Postface et préface de l’ancienne édition des articles
Quatrième de couverture et préface d’une édition précédente des articles et comptes rendus de Johan O. Smith
Johan O. Smith (1871 – 1943)
Johan Oscar Smith a fondé le journal « Skjulte Skatter » (Trésor Cachés) avec son frère Aksel en 1912. Nous publions ici en trois volumes les articles qu’il a écrits pour le journal. Par sa prédication et par ce qu’il a écrit, il a lui-même été un grand modèle et il a montré la voie d’une vie plus profonde en Christ.
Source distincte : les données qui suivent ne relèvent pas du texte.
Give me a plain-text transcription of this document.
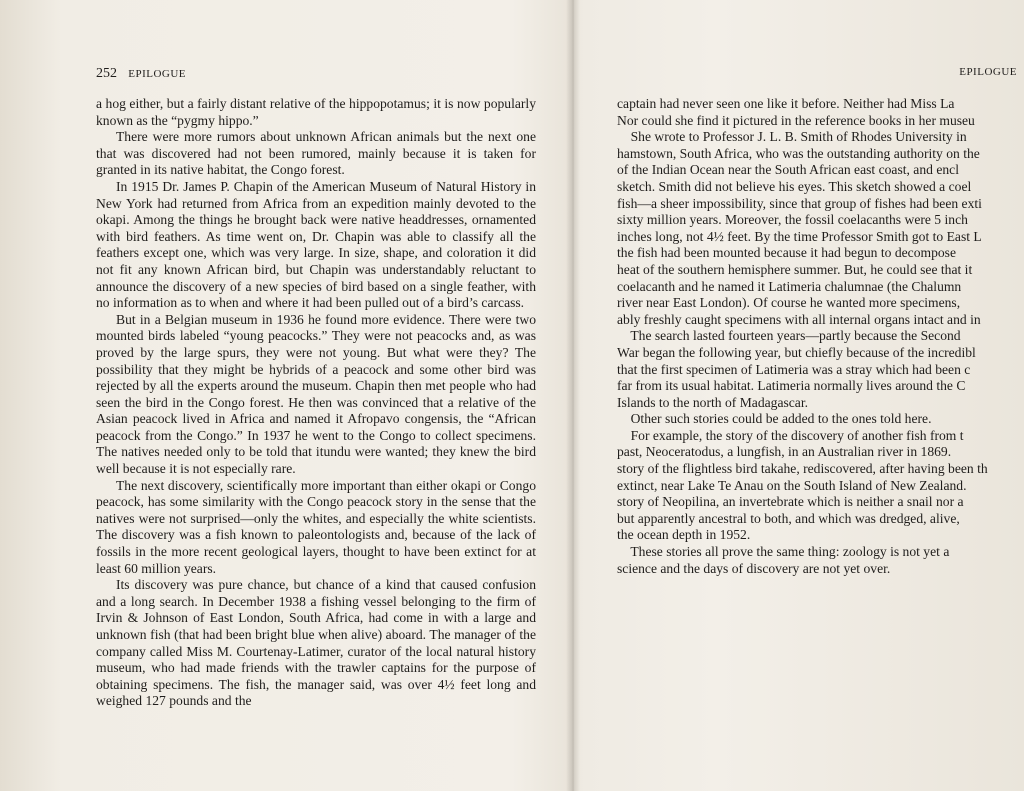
252 EPILOGUE

a hog either, but a fairly distant relative of the hippopotamus; it is now popularly known as the “pygmy hippo.”

There were more rumors about unknown African animals but the next one that was discovered had not been rumored, mainly because it is taken for granted in its native habitat, the Congo forest.

In 1915 Dr. James P. Chapin of the American Museum of Natural History in New York had returned from Africa from an expedition mainly devoted to the okapi. Among the things he brought back were native headdresses, ornamented with bird feathers. As time went on, Dr. Chapin was able to classify all the feathers except one, which was very large. In size, shape, and coloration it did not fit any known African bird, but Chapin was understandably reluctant to announce the discovery of a new species of bird based on a single feather, with no information as to when and where it had been pulled out of a bird’s carcass.

But in a Belgian museum in 1936 he found more evidence. There were two mounted birds labeled “young peacocks.” They were not peacocks and, as was proved by the large spurs, they were not young. But what were they? The possibility that they might be hybrids of a peacock and some other bird was rejected by all the experts around the museum. Chapin then met people who had seen the bird in the Congo forest. He then was convinced that a relative of the Asian peacock lived in Africa and named it Afropavo congensis, the “African peacock from the Congo.” In 1937 he went to the Congo to collect specimens. The natives needed only to be told that itundu were wanted; they knew the bird well because it is not especially rare.

The next discovery, scientifically more important than either okapi or Congo peacock, has some similarity with the Congo peacock story in the sense that the natives were not surprised—only the whites, and especially the white scientists. The discovery was a fish known to paleontologists and, because of the lack of fossils in the more recent geological layers, thought to have been extinct for at least 60 million years.

Its discovery was pure chance, but chance of a kind that caused confusion and a long search. In December 1938 a fishing vessel belonging to the firm of Irvin & Johnson of East London, South Africa, had come in with a large and unknown fish (that had been bright blue when alive) aboard. The manager of the company called Miss M. Courtenay-Latimer, curator of the local natural history museum, who had made friends with the trawler captains for the purpose of obtaining specimens. The fish, the manager said, was over 4½ feet long and weighed 127 pounds and the

EPILOGUE
captain had never seen one like it before. Neither had Miss La
Nor could she find it pictured in the reference books in her museu
She wrote to Professor J. L. B. Smith of Rhodes University in
hamstown, South Africa, who was the outstanding authority on the
of the Indian Ocean near the South African east coast, and encl
sketch. Smith did not believe his eyes. This sketch showed a coel
fish—a sheer impossibility, since that group of fishes had been exti
sixty million years. Moreover, the fossil coelacanths were 5 inch
inches long, not 4½ feet. By the time Professor Smith got to East L
the fish had been mounted because it had begun to decompose
heat of the southern hemisphere summer. But, he could see that it
coelacanth and he named it Latimeria chalumnae (the Chalumn
river near East London). Of course he wanted more specimens,
ably freshly caught specimens with all internal organs intact and in
The search lasted fourteen years—partly because the Second
War began the following year, but chiefly because of the incredibl
that the first specimen of Latimeria was a stray which had been c
far from its usual habitat. Latimeria normally lives around the C
Islands to the north of Madagascar.
Other such stories could be added to the ones told here.
For example, the story of the discovery of another fish from t
past, Neoceratodus, a lungfish, in an Australian river in 1869.
story of the flightless bird takahe, rediscovered, after having been th
extinct, near Lake Te Anau on the South Island of New Zealand.
story of Neopilina, an invertebrate which is neither a snail nor a
but apparently ancestral to both, and which was dredged, alive,
the ocean depth in 1952.
These stories all prove the same thing: zoology is not yet a
science and the days of discovery are not yet over.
Ce qui tenait beaucoup au cœur de Johan O. Smith, c’était de conduire chacun en particulier à une relation personnelle avec la tête, Christ, pour que le Maître puisse lui-même lui parler ! C’est certainement la raison principale pour laquelle tellement de lecteurs, venant de tellement de pays et de cultures, ont reçu de la force spirituelle et de l’inspiration en lisant ce qu’il a écrit. C’est pourquoi ses articles dans « Skjulte Skatter » n’ont rien perdu de leur actualité à notre époque, pour des personnes qui aspirent à une vie personnelle dans la victoire sur tout péché conscient !
Johan O. Smith
Notre frère bien-aimé, hautement estimé dans le Seigneur, qui a été notre conducteur et berger vigilant, excellent et fidèle pendant tant d’années, s’est éteint dans la nuit du 1er mai 1943.
Le plus grand homme de Dieu que nous ayons connu dans notre siècle a ainsi terminé sa course dans ce monde.
Il est mort dans son foyer. Les dernières paroles qu’on l’a entendu prononcer, un peu plus tôt dans la nuit, alors qu’il priait Dieu et le louait, étaient : « Oui, merci, gloire à Dieu ! » Cela convenait bien à la fin d’une telle vie et d’une telle course.
Sa fidélité envers Dieu, et la lumière que Dieu lui a donnée, dépassent dans une large mesure ce qui est habituel, dans une telle mesure qu’il faut le considérer comme un réformateur.
Lorsque Dieu lui a révélé son chemin, la route nouvelle et vivante, qui mène au sanctuaire à travers la chair de Jésus, Hé. 10, 19 et 20, il a été fidèle envers cette lumière, et il a commencé à en faire part, tant oralement que par écrit, à d’autres croyants, et entre autres aux dirigeants chrétiens dont il pensait qu’ils étaient les mieux placés pour recevoir cette lumière. Mais ils sont devenus ses adversaires. Ce que l’un d’eux a dit est très caractéristique :
« C’est sans doute vrai, mais on ne réunira pas beaucoup de monde de cette manière-là. »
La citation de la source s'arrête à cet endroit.